As the plane began its descent, almost everyone seemed calm, their expressions revealing no sign of excitement or happiness. I was different.
The snowy landscape of Toronto came into view. My heart beat faster. Finally, it was my turn to disembark. The passengers walking alongside me to the terminal blew on their hands to keep them warm. The mother who sat next to me on the plane took off her jacket and wrapped it around her child’s body.
My coat, which was considered warm in Indonesia, did nothing to keep out the cold. But right then, I didn’t notice it. The excitement of arriving in Canada overcame any of that.
Walking toward the airport terminal, I realised, again, there were no guards accompanying me. In the past eight years in Indonesia, every time I was transferred from one detention centre to another, there were always at least 10 guards monitoring my every move. Now I was free.
I walked alone through the airport gate to meet my sponsors, who were holding a sign that read: “Welcome Shams”.

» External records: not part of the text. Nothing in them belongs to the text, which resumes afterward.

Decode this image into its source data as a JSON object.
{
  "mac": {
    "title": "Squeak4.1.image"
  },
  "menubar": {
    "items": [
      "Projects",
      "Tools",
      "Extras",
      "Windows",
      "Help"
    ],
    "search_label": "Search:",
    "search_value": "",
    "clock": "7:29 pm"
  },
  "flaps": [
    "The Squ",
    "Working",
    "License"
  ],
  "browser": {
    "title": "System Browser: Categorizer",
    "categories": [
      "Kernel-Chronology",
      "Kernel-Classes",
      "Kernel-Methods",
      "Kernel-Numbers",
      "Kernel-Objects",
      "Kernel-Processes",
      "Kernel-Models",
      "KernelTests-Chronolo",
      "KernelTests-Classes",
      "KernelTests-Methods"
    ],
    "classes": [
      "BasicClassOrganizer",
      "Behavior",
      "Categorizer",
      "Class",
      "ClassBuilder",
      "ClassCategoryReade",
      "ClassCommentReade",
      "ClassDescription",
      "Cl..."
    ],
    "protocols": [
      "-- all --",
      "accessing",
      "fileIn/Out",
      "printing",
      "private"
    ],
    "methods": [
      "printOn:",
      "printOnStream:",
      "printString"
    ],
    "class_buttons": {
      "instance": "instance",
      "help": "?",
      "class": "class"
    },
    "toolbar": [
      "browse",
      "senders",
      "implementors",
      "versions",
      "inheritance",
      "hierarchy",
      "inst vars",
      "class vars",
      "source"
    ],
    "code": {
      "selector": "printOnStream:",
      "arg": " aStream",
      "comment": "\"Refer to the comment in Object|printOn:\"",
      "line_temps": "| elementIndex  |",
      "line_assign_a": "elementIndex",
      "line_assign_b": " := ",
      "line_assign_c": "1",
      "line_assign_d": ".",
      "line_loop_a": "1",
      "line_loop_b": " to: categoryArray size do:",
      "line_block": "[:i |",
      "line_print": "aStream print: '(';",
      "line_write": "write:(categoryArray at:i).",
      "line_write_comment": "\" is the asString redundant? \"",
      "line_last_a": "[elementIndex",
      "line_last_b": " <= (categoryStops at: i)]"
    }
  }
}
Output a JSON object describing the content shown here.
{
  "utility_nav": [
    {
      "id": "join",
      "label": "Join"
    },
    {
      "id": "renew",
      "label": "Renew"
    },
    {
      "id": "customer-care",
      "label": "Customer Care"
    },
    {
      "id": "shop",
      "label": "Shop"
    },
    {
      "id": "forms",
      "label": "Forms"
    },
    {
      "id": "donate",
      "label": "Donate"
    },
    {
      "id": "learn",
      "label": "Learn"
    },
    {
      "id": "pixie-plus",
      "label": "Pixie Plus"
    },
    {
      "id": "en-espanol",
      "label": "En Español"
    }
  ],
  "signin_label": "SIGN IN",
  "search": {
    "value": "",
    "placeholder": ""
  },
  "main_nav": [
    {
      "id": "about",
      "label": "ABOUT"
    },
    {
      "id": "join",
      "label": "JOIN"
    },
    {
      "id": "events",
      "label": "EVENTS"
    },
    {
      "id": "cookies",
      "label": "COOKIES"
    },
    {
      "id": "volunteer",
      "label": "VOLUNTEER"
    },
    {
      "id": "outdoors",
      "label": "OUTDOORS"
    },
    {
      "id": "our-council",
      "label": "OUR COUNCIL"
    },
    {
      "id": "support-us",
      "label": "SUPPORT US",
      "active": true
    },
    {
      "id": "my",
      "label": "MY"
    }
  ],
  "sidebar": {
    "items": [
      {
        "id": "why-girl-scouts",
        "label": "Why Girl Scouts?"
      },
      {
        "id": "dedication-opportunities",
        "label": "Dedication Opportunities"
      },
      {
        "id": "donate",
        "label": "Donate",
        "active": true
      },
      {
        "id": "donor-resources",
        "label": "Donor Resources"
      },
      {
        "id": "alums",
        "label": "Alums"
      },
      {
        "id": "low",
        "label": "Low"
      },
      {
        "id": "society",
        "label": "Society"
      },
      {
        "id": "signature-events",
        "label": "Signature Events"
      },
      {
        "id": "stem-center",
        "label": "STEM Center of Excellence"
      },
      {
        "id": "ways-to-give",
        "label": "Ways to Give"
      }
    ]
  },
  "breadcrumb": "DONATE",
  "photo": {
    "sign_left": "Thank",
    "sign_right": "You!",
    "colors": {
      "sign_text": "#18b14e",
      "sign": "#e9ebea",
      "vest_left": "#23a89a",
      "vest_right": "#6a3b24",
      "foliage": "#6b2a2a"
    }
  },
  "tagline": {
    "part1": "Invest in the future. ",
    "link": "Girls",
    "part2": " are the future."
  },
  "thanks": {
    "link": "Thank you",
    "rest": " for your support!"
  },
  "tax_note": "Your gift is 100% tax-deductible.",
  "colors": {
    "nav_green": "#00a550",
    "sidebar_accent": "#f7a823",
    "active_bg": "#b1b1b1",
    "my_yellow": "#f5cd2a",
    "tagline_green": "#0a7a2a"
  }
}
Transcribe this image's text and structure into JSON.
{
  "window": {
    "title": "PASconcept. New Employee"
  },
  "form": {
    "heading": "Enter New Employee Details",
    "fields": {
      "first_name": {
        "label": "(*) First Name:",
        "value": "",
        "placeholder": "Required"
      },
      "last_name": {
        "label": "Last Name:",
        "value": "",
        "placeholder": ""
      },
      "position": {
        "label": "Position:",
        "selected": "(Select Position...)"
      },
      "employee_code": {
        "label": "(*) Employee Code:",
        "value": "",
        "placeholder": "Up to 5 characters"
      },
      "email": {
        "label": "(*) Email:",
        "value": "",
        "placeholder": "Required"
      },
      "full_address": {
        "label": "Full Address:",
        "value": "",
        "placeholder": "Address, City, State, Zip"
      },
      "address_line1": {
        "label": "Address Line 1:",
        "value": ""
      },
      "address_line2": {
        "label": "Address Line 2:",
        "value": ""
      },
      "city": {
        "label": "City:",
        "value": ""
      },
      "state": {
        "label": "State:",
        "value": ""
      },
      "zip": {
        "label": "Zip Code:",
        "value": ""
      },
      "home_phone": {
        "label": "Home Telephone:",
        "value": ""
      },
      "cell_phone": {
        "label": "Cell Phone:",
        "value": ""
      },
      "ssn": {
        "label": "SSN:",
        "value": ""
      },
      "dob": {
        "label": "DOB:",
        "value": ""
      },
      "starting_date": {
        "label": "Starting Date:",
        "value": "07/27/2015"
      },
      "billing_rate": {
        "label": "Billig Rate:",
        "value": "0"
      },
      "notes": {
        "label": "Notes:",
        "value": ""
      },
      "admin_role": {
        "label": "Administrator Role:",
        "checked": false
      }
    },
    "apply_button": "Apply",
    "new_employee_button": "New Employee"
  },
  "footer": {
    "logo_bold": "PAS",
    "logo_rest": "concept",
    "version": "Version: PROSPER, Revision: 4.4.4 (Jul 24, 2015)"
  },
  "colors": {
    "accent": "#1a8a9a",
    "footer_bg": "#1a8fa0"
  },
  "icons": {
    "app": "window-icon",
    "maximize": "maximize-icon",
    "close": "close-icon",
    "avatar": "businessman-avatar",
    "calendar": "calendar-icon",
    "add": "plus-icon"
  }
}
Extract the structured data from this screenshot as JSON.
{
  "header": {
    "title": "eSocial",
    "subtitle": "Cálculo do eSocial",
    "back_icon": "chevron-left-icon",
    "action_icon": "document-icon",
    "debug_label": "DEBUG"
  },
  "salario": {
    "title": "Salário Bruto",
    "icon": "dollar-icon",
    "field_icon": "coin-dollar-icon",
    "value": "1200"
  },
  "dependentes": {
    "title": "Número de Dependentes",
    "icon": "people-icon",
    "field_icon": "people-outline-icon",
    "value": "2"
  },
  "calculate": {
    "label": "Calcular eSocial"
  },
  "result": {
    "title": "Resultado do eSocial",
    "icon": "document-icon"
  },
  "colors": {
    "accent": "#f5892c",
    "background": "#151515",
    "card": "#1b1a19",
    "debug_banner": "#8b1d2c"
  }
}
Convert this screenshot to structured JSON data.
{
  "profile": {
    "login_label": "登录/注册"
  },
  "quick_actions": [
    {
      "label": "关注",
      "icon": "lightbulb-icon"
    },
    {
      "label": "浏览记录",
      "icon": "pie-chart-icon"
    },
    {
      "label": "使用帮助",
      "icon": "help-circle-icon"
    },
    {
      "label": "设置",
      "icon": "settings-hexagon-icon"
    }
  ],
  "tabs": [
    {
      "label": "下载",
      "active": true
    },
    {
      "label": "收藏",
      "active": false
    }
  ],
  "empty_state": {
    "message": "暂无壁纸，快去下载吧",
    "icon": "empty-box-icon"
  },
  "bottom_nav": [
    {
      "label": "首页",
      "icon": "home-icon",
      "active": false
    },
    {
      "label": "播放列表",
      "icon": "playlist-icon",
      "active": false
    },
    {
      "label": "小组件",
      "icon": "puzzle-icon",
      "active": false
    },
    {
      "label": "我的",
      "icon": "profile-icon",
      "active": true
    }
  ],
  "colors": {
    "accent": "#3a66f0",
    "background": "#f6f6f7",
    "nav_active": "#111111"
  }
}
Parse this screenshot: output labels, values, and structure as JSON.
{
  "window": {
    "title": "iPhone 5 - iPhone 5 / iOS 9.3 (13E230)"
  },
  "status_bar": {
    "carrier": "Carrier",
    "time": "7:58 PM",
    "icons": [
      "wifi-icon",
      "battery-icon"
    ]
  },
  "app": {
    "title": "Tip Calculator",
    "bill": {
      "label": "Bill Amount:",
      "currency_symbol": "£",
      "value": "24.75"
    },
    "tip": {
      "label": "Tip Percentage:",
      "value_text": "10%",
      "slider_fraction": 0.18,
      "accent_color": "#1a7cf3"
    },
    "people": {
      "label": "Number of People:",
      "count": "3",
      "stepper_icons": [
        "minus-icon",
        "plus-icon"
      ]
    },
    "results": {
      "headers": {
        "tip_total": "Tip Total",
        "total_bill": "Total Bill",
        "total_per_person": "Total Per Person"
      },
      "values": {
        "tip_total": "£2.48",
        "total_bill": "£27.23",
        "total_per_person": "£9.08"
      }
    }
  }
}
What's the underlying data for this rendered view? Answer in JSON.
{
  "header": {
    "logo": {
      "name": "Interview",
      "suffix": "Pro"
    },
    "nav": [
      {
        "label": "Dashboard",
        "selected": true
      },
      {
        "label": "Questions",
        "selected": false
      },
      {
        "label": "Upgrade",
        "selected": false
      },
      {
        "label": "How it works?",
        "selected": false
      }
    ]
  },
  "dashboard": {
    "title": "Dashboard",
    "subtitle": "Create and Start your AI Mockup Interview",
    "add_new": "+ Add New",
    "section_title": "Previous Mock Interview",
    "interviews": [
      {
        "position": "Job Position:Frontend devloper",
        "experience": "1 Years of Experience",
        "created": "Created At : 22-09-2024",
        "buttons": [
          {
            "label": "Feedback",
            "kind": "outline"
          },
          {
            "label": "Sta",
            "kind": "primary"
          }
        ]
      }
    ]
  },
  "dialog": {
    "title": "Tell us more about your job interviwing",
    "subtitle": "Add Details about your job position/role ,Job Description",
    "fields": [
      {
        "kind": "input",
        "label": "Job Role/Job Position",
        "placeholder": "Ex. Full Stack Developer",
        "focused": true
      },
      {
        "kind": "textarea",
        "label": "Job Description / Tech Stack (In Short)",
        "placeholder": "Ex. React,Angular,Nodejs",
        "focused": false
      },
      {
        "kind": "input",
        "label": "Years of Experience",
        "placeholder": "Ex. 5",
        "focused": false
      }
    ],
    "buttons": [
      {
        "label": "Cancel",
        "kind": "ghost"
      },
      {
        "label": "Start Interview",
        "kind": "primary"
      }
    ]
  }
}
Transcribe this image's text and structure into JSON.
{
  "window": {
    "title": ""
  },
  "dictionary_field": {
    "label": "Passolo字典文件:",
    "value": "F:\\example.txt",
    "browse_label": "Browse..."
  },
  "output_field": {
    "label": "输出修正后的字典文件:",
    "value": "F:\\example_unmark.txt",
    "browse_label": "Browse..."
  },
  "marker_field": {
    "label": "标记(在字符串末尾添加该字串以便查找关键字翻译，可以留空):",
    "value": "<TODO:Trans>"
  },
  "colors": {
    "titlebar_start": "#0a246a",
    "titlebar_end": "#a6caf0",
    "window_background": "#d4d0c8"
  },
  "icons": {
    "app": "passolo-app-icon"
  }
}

Outside it was still cold, but the welcome made my body glow. My sponsors had only met me online. To them, I was a stranger.
During my eight-year imprisonment in Indonesian prison camps, I blogged anonymously about the refugees’ living conditions, hoping to bring our plight to the world’s attention. To be safe, I had to use a pen name.
But that night, everyone called me by my own name. I was no longer invisible. I was no longer a label; an “illegal”; a number. I’d escaped the Taliban’s attempt to kill me, only to endure eight years imprisonment in Indonesia. At last, thanks to my sponsors and their friends, I was free.
Shams Erfan, 25, is a permanent resident in Canada and will take the Canadian citizenship test in 18 months’ time. He is a writer-in-residence at the George Brown College in Toronto and studies at the University of Toronto, with plans to become a human rights and immigration lawyer.